Hint : We use all the value of iota $\left( i \right)$ to solve such a type of question. The value of iota is $\left( i \right) = \sqrt { - 1}$ , For reference also you should also remember ${i^2} = - 1;{i^3} = - i\& {i^4} = 1$ . Expand the summation sign and then use these values to simplify the equation.

Complete step-by-step answer :
In this question equation is given as
$\sum\limits_{n = 1}^{13} {\left( {{i^n} + {i^{n + 1}}} \right)}$ , $i = \sqrt { - 1}$
We have to find the value of given equation
So,
$\sum\limits_{n = 1}^{13} {\left( {{i^n} + {i^{n + 1}}} \right)}$ . . . . . ( $\sum\limits_{n = 1}^{13} {}$ means sum from $n = 1$ to $n = 13$ )

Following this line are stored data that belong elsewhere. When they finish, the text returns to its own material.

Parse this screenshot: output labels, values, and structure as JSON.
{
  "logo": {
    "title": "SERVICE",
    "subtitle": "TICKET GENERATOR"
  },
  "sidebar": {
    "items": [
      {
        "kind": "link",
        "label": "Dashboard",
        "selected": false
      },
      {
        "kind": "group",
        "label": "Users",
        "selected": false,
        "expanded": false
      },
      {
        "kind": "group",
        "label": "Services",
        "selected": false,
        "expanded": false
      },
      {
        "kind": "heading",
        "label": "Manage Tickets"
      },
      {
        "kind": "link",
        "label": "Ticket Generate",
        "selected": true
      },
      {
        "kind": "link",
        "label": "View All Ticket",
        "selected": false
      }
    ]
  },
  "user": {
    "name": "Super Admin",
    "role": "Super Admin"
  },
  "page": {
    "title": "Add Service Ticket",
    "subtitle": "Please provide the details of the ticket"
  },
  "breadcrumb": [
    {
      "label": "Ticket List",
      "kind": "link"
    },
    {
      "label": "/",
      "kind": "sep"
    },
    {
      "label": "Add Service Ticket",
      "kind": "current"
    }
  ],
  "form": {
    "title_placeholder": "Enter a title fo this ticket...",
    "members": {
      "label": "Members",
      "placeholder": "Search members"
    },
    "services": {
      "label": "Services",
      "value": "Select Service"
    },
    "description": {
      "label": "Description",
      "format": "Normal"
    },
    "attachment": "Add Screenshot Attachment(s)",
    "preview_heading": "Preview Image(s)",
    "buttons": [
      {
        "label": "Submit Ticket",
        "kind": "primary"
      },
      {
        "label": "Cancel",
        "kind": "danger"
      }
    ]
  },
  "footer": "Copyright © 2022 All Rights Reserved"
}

Since, summation is distributive over addition, on expanding the given equation, we get,
$\sum\limits_{n = 1}^{13} {\left( {{i^n} + {i^{n + 1}}} \right) = \left[ {\left( {\sum\limits_{n = 1}^{13} {{i^n}} } \right) + \sum\limits_{n = 1}^{13} {{i^{n + 1}}} } \right]}$
On applying the summation $\left( {\sum {} } \right)$ rule on the above equation we get expression as,
$= \left[ {i + {i^2} + {i^3} + {i^4} + {i^5} + {i^6} + {i^7} + {i^8} + {i^9} + {i^{10}} + {i^{11}} + {i^{12}} + {i^{13}}} \right] + \left[ {{i^2} + {i^3} + {i^4} + {i^5} + {i^6} + {i^7} + {i^8} + {i^9} + {i^{10}} + {i^{11}} + {i^{12}} + {i^{13}} + {i^{14}}} \right]$
Let us call the above expression as S.
Now we know that $i = \sqrt { - 1}$ .
According to the complex number property, “four consecutive terms of $'i'$ is zero”.
Proof of
$i + {i^2} + {i^3} + {i^4} = 0$
We know $i = \sqrt { - 1}$
Then
${i^2} = - 1$
By multiplying it by $i$ we can write
${i^3} = {i^2}.i = - i$
Then again, multiplying it by $i$ , we can write
$\Rightarrow {i^4} = {\left( {{i^2}} \right)^2} = {\left( { - 1} \right)^2} = 1$
On adding the above four terms of $'i'$ we get
$i + {i^2} + {i^3} + {i^4} = i - 1 - i + 1 = 0$
We can keep on doing the same thing to simplify all the powers of $i$ in terms of $\pm 1, \pm i$
Using the above expression, we can simplify S as
$\Rightarrow \left[ {i + {i^2} + {i^3} + {i^4} + {i^5} + {i^6} + {i^7} + {i^8} + {i^9} + {i^{10}} + {i^{11}} + {i^{12}} + {i^{13}}} \right] + \left[ {{i^2} + {i^3} + {i^4} + {i^5} + {i^6} + {i^7} + {i^8} + {i^9} + {i^{10}} + {i^{11}} + {i^{12}} + {i^{13}} + {i^{14}}} \right]$
$= \left[ {i - 1 - i + 1 + i - 1 - i + 1 + i - 1 - i + 1 + i} \right] + \left[ { - 1 - i + 1 + i - 1 - i + 1 + i - 1 - i + 1 + i - 1} \right]$
By cancelling out the terms of opposite signs and simplifying the above equation, we get
$S = i - 1$
Therefore, we get
$\sum\limits_{n = 1}^{13} {\left( {{i^n} + {i^{n + 1}}} \right)} = i - 1$

Note : This question looks difficult but it is not. You just need to understand the values of different powers of $i$ . Be careful while doing simplification. Do not make any mistake while simplifying the powers of $i$ or cancelling out the terms.